Lizzie follows me as I amble to the kitchen and swallow hard against every wrong decision I’ve made. Alec’s constant calling is a soundtrack to my bad choices. I bend to my jacket, stroke its sleeve. When Cee Lo calls to me so close, I jump. As if the phone discharged an electric shock. Under my skin, scorching my bones. I pull out the phone, my thumb hovering over the irony of the word “accept.”
I press.
“Zephyr? Is that you? Are you all right?”
The immediate push of his concern startles me but I gather purchase. “N-no. Not even close.”
“What can I do? I never meant for that to happen, you just made me so jealous. See me. Let me apologize in person. Please, Zephyr.”
“Alec.” A beat. A slice in time. “This is over.”
“Don’t say that. I love you, Zephyr. Can’t you see that’s why this happened in the first place? Don’t do this to me. To us.”
I take a deep breath, stand. Steel my nerves. “There is no us.”
“Forgive me.”
A shudder mangles me.
“Give me another chance. Things can be perfect again.”
Things were never perfect.
“It is so too late for that.” I lean against the door, begging it for strength.
“Zephyr, don’t do this.”
My mind bends to the day on the swing set and then to the park. His car in the woods. The past. I press my thumb hard into the bump on my skull and a lightning bolt scorches, reminding me of the now.
“Don’t come near me again.” I flick off the call and there’s an unyielding pain in my chest that has nothing to do with my bruised ribs.
A second later, Cee Lo.
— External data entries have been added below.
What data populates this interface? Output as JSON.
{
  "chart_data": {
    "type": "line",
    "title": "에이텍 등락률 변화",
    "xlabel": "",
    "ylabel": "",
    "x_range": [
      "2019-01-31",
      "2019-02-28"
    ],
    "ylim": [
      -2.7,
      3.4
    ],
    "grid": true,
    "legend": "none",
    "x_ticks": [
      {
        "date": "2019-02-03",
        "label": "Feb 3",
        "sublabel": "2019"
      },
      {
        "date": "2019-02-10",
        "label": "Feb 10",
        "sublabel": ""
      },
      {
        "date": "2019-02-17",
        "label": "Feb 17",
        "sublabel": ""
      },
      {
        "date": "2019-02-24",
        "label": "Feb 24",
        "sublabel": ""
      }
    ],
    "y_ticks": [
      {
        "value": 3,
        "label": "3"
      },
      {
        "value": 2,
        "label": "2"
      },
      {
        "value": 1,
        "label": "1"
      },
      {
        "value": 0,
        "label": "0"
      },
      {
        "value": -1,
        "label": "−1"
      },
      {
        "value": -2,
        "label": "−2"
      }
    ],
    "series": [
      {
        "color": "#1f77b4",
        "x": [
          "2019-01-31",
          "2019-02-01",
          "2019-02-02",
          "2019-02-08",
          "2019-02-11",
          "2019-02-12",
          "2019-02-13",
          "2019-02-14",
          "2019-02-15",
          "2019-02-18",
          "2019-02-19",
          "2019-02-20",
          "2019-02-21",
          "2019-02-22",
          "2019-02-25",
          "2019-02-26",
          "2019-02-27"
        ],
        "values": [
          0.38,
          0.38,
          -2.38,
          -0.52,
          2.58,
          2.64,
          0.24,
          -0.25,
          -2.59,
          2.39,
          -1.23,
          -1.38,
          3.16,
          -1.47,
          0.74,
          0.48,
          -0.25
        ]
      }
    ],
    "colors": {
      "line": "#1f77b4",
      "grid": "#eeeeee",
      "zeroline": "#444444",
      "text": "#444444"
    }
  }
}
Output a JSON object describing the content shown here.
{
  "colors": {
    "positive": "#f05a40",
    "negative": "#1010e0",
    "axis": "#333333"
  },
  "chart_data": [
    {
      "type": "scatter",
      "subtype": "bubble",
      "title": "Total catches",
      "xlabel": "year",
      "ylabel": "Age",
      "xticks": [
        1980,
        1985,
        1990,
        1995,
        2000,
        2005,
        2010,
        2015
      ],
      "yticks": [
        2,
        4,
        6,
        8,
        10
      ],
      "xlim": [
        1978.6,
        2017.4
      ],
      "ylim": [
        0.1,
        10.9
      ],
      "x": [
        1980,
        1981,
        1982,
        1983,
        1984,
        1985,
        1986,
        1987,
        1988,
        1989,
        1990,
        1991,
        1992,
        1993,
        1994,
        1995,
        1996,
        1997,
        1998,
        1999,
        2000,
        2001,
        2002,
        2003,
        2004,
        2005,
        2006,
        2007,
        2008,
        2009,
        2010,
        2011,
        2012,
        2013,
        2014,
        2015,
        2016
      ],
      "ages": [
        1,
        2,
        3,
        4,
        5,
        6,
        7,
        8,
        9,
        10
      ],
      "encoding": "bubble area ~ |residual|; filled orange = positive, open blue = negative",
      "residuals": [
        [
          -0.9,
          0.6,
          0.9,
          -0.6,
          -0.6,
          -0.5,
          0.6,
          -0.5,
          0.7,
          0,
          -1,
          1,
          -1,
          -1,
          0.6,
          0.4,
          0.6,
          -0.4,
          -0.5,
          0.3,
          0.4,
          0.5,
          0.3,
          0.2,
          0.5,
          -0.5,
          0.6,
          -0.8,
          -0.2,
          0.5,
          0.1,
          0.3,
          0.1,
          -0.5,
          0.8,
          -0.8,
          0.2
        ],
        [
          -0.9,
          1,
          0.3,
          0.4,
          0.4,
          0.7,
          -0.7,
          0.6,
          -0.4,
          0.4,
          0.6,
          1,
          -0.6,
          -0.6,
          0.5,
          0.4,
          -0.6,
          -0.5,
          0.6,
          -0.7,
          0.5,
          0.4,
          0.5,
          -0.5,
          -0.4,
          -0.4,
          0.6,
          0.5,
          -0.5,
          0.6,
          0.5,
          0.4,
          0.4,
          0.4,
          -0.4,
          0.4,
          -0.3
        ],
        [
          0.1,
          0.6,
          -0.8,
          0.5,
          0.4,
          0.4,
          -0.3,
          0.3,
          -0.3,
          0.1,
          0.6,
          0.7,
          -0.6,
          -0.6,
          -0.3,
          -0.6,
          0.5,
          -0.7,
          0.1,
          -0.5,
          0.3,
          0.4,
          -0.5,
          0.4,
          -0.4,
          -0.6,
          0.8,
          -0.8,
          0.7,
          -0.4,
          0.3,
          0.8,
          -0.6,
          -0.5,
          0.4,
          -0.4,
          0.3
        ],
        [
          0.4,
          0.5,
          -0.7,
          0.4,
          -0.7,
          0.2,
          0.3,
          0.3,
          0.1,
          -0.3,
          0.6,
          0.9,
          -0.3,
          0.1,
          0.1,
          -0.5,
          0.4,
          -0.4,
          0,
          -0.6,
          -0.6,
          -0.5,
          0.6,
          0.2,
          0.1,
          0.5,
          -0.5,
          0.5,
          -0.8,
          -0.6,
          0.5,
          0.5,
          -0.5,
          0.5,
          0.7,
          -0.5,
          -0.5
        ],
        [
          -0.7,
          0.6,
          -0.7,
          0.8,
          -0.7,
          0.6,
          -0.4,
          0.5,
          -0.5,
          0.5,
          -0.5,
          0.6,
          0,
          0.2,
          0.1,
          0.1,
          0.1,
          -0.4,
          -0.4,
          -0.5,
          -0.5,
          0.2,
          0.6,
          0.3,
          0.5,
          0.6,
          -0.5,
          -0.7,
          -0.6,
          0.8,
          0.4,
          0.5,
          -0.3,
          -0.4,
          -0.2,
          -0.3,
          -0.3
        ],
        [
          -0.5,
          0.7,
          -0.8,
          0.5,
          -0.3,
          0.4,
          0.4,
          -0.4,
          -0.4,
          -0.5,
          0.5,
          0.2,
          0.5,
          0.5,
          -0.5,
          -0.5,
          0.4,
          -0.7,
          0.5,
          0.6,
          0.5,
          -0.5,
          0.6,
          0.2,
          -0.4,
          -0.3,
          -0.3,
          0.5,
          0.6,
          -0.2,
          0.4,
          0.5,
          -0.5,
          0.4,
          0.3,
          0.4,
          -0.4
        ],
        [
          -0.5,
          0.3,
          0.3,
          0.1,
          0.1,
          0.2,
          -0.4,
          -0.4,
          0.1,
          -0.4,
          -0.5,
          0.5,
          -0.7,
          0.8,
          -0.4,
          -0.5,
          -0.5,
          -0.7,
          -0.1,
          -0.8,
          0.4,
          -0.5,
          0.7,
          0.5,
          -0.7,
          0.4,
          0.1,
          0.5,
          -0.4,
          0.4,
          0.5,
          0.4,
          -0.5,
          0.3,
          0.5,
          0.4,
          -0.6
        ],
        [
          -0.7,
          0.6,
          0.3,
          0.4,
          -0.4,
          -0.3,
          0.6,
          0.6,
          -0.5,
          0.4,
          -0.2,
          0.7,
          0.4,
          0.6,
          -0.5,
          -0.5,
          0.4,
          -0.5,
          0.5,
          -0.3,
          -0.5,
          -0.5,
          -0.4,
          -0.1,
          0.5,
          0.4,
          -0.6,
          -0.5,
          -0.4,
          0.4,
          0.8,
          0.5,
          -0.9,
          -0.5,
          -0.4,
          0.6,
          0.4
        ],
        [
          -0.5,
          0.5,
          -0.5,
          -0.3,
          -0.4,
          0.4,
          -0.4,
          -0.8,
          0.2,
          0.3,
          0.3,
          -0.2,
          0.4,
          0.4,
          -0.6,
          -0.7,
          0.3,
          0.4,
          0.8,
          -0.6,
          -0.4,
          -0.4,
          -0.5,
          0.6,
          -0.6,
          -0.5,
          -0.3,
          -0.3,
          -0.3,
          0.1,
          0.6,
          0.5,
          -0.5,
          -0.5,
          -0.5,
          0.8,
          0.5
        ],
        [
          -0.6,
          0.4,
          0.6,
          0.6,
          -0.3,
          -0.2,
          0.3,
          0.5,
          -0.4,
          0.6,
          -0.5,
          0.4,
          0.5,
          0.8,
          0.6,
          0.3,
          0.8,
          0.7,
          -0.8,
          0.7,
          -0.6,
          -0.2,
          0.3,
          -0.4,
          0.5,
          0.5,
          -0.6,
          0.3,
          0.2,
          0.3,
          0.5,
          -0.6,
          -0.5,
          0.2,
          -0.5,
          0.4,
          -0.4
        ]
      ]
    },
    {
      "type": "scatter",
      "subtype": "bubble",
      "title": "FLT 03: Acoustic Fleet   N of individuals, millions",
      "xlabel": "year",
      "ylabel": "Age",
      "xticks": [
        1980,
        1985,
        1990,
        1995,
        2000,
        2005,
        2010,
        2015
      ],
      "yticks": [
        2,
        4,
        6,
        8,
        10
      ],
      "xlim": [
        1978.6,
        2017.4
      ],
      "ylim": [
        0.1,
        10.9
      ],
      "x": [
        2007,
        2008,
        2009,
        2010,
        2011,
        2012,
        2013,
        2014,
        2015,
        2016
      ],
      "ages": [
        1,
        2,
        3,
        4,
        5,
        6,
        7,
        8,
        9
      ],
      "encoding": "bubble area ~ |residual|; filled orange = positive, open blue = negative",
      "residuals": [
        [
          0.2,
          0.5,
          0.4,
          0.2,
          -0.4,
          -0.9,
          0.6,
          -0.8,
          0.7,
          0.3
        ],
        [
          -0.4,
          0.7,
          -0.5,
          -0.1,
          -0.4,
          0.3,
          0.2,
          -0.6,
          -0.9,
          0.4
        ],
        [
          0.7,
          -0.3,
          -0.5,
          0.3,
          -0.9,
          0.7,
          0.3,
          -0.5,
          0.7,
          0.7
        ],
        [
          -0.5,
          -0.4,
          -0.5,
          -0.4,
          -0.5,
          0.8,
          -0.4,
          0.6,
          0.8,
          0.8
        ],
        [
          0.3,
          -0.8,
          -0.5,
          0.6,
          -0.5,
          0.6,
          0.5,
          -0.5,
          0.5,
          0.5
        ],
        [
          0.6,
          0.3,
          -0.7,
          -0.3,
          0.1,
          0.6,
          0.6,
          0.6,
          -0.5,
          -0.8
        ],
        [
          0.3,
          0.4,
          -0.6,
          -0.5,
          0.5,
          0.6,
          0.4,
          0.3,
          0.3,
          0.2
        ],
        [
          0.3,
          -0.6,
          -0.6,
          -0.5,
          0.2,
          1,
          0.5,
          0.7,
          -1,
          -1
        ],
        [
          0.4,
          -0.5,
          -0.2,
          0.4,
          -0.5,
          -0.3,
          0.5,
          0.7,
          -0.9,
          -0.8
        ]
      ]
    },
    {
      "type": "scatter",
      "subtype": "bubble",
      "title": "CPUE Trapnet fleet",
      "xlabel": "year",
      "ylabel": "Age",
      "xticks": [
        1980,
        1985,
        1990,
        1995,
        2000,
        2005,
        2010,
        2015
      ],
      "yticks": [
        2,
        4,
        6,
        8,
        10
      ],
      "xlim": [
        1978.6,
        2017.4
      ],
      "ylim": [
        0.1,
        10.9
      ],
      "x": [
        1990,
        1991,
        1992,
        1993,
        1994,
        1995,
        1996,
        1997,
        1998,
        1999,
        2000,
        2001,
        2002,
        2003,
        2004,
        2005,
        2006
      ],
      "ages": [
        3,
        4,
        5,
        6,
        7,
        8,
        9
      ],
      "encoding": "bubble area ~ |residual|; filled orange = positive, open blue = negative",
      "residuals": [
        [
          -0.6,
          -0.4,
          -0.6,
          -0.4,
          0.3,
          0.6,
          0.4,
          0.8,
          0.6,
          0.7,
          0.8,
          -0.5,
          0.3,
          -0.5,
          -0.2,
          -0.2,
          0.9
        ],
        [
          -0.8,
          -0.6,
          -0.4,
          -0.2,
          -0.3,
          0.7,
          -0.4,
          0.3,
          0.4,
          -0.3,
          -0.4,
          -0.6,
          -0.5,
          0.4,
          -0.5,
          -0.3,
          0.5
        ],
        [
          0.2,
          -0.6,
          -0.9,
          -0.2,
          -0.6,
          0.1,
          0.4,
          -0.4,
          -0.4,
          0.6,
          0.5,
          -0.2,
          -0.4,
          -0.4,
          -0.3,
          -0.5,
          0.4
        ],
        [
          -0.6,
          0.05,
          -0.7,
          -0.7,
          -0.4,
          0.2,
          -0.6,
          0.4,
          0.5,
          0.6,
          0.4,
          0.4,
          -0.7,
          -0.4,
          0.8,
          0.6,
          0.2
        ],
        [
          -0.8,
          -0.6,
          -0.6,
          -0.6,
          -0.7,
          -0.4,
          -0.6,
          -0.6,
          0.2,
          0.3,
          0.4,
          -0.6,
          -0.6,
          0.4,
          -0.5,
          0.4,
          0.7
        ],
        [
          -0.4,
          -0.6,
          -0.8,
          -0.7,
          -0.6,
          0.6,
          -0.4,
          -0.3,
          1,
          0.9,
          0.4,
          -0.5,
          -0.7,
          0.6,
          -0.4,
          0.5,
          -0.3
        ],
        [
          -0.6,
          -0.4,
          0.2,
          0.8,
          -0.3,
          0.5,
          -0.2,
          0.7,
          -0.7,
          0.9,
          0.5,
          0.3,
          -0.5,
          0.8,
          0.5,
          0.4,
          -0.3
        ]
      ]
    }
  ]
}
Lizzie grabs the phone from my hand, mutes the ring. “I was thinking you should come over to my place. Get your shit together before school tomorrow.”
School? Tomorrow? Monday.
“You’ll be safe there. Besides, I don’t think you’re ready to face your mom.”
“Oh shit, my mom.”
“I texted her from your phone last night. Everything’s cool. She’ll be back tonight around dinner.”
She returns my phone and I see the seventeen missed calls. Seventeen voice mails. All from Alec. I block his number, delete the thread of our texts. It’s not much, but it’s a start.
“Get dressed. Eat something if you can. I’ll clean up the kitchen.”
I don’t ask whether she’s talking about the dishes from this morning or the chaos of last night. What I do know is that it’s not her disaster to clean up.
“I need to stay here.”
“Alone? No way. You were a mess when I got here and there is no way I’m leaving you alone so he can come over here and finish what he started.”
“He won’t, Lizzie.”
She spurts disbelief. “How can you say that?”
“I know him. He flipped last night because of Gregg and the wedding, but he won’t come back.”
“I won’t leave you.”
“You can’t stay with me forever.”
“We’re not talking about forever, Zee; we’re talking about the day after your ex went psycho on you.”
I peel my back from the brace of the wall. “I need some time alone. To figure shit out, get my head straight for tomorrow morning when Olivia and I call Boston College. I can’t focus on anything else, Lizzie. I can’t fuck this up again.”
“Shit, Zee. That’s tomorrow? Could it be worse timing?”
“No, it’s perfect. It’s exactly what I need. I need to move on. Put this behind me. Trust me.”
She finally concedes. “But I’m calling every hour to check on you. Maybe every half hour.”
“Deal.”
Lizzie moves to hug me, wrapping her arms gently over me. She is careful with me, and not only because of my external bruises. “I love you, Zee.”
“I know, and I’m sorry for letting you down.”
“Never apologize. None of this is on you.”
As Lizzie leaves, she tells me, “Keep your door locked.” I do. I bolt the door and humiliation’s undertow drags me down. I slink against the wall and lower my core until my bottom connects with the floor.
I curl my knees up and hold them close, the position bringing comfort. And that’s when the scene plays out. Me and Alec. Just a few feet away, in the opposite corner of the kitchen. Alec branding me a whore. His elbow jammed into my head. His shoe splitting my ribs. Him begging for forgiveness.
And before. How he loved me.
Cooked for me.
Brought me my acceptance letter like a gift.
Held me closer than I thought one person could wrap another.
Chapter 37
Mom and I sit at the island the next morning linked by a suspended hope. Me, too aware of my hidden bruises, determined to move beyond all my mistakes. Mom with her need to protect me, fix what went wrong—the parts she knows about, anyway. I want this second chance with Boston College so badly it hurts more than my physical wounds. We listen to the clock tick and neither of us talks about the wedding or Dad or anything other than this goal before us. And when it is five minutes past nine o’clock, Mom picks up the phone, dials the number printed at the top of my acceptance letter.